We’re used to Maserati interiors that look gorgeous, but it’s breaking new ground for the marque to find one that, after over a century of trying, actually works reasonably well, too.
Don’t be too diverted by the fine-grain leather seen here unless you’re happy to part with almost £2500 extra for it. Even without it, basic cabin design is sound. The driving position is normal, affected only a little by slightly offset pedals, and while we’d like a little more reach adjustment on the steering wheel, that’s a small gripe rather than a major complaint. The wheel itself is perfectly proportioned, with a thick but firm rim – which is how it should be.
Analogue dials live alongside a digital display with only a certain degree of success, and whether you regard the large 8.4in central touchscreen as a result or a disappointment depends on the direction from which you’re approaching. It’s much poorer than the MMI, iDrive or Comand systems used by Audi, BMW or Mercedes – but compared to anything hitherto used in any other Italian car, it’s close to miraculous.
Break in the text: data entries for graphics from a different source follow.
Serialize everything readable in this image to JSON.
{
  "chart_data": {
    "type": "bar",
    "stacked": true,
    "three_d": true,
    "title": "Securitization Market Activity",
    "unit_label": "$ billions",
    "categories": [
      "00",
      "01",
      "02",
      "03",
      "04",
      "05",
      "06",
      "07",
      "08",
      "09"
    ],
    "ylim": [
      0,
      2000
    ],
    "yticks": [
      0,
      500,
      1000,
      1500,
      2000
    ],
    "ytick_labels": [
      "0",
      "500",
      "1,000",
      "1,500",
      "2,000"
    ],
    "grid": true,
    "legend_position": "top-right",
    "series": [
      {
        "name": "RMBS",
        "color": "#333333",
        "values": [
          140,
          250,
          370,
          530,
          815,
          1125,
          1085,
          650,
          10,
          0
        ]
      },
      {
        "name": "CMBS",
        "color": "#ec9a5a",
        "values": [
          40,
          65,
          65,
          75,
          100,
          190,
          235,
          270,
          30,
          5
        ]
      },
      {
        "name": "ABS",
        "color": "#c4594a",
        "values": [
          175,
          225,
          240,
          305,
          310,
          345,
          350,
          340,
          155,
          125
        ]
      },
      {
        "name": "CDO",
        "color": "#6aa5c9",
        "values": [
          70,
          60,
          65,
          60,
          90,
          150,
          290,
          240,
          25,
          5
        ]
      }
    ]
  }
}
Forget Maserati’s claim to class-leading front legroom, because it has no value unless you’re 6ft 8in tall. Concentrate instead on the fairly generous head and legroom for four adults – something not a given from Maserati.
Just don’t mistake this for a five-seater; there are three seatbelts in the back, but the middle perch is better at providing amusement value for other occupants than somewhere sensible for anyone to sit for anything other than short hops.